Deux ans après son dernier opus Honor Killed The Samurai, Ka a.k.a la plus belle plume de Brooklyn, est de retour avec Orpheus vs The Sirens.
Comme il aime le faire à son habitude, Ka explore différents thèmes à travers ses albums. Après les échecs sur The Night’s Gambit, le livre The Manchurian Candidate sur Days with Dr Yen Lo, puis les samouraïs avec Honor Killed The Samurai, il se tourne à présent vers la mythologie grecque avec Orpheus vs The Sirens. Ainsi chaque titre du projet fait référence à un personnage ou un passage célèbre de la mythologie : Hadès, Sisyphe, Oedipe, la Toison d’Or… Le premier morceau est un véritable name-dropping du bestiaire mythologique au service du rap de Ka :
It ain’t never shoot you, just headed to you with nines, It’s the Hydra (…)
Large crops or hard rocks, it’s like we all saw Medusa
Comme à son habitude, le MC de Brooklyn exprime son vécu sur chaque morceau, parlant de son passé d’adolescent grandissant dans un New York dévasté par le crack et le crime. C’est à travers le prisme de cette réalité vécue que l’on comprend le parallèle avec le personnage d’Orphée. Orphée est un poète qui choisit de s’aventurer avec Jason et les Argonautes à la recherche de la Toison d’or. C’est d’ailleurs lui qui les sauvera du chant des sirènes grâce à sa musique. L’introduction de l’album (tirée d’une adaptation filmique de Jason et les Argonautes) établit parfaitement le parallèle entre Orphée et Ka.
Of death I am knowledgeable
Danger I do not fear and i can give you music
Music that will tame wild beasts, lift men’s hearts to heaven
L’histoire est sensiblement la même pour le rappeur, qui, après avoir vécu des années difficiles dans la rue, connu la mort de certains de ses proches, s’est offert une nouvelle chance à travers la musique. Ses sirènes à lui étaient le crime et la drogue qui envahissaient Brooklyn. Ainsi sa quête éternelle, sa toison d’or, comme il le mentionne dans le morceau « Golden Fleece » était la recherche d’une vie paisible pour lui et sa famille.
Mais tout comme les héros de la mythologie, on sent que Ka ne peut pas échapper à son destin. Par le biais de son flow hypnotique et son écriture somptueuse, Kaseem Ryan combat ses vieux démons en relatant ses erreurs passées.
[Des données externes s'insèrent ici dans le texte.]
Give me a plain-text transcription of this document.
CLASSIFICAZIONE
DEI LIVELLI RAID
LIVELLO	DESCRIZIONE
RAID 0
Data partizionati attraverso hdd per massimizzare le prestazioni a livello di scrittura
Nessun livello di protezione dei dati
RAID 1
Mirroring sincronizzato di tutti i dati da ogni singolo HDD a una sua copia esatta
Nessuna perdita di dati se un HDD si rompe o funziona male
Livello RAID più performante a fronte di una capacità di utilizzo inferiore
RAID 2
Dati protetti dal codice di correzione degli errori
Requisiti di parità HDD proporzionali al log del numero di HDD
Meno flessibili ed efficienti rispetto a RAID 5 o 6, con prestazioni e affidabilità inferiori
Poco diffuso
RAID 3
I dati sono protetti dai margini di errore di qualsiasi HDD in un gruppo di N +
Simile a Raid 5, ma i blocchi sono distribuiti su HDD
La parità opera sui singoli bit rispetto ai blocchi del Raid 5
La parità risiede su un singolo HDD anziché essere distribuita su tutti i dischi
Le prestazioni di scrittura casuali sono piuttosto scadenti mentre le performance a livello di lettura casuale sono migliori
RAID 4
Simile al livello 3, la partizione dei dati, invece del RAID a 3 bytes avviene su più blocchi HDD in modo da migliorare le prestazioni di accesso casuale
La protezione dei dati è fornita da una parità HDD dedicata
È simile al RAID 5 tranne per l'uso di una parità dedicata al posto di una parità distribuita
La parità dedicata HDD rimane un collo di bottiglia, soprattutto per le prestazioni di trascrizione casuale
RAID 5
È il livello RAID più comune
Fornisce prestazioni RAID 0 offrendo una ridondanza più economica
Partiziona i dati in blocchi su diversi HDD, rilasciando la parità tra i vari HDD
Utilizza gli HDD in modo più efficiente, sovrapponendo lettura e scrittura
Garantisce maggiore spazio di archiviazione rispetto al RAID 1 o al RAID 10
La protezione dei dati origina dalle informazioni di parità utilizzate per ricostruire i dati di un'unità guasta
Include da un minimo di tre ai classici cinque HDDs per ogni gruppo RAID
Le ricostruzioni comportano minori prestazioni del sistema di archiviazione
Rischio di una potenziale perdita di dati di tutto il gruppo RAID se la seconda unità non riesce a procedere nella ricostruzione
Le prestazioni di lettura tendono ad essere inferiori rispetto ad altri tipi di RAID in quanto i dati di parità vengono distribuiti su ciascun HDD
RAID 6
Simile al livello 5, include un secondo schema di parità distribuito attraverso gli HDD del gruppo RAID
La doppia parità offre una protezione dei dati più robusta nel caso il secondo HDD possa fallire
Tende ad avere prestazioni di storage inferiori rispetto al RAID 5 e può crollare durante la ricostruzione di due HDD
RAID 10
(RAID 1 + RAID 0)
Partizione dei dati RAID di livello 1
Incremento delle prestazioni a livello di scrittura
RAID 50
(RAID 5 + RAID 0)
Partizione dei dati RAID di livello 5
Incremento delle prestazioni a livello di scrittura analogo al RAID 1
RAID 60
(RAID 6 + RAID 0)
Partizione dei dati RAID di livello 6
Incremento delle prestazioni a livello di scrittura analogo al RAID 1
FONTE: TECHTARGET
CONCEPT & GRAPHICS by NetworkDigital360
Comme il le dit si bien « Decades dormant then recorded what bothered me ». Le fond est sensiblement le même que sur les opus précédents, mais il semblerait que d’album en album, Ka parvienne toujours à élever son niveau d’écriture. Les rimes sont toujours aussi bien tissées et les métaphores poussées. « Mentally jogging my memory is the only way I run a jewel ». On retrouve toujours cette fracture entre les références culturelles pour illustrer une pauvreté et un milieu défavorisé, ainsi que l’ambivalence dans l’utilisation du vocabulaire qui oscille entre argot et lexique recherché.
Ayant pour habitude d’auto produire intégralement ses projets, Ka s’est ici associé au beatmaker Animoss (membre de Arch Druids, qui a notamment travaillé sur plusieurs projets de Roc Marciano), pour former le duo Hermit & The Recluse (comme il l’avait fait avec Preservation pour Dr Yen Lo). Les productions d’Animoss, plutôt minimalistes et épurées, s’inscrivent parfaitement dans l’univers mythologique développé dans les lyrics. Certains samples accentuent même la dimension tragique des textes.
Avec Orpheus vs The Sirens, Ka aura su, une fois de plus s’emparer, d’un thème pour l’adapter de la meilleure des façon. Il vient ainsi affirmer son talent et ajouter une pierre de plus à l’édifice de sa discographie parfaite.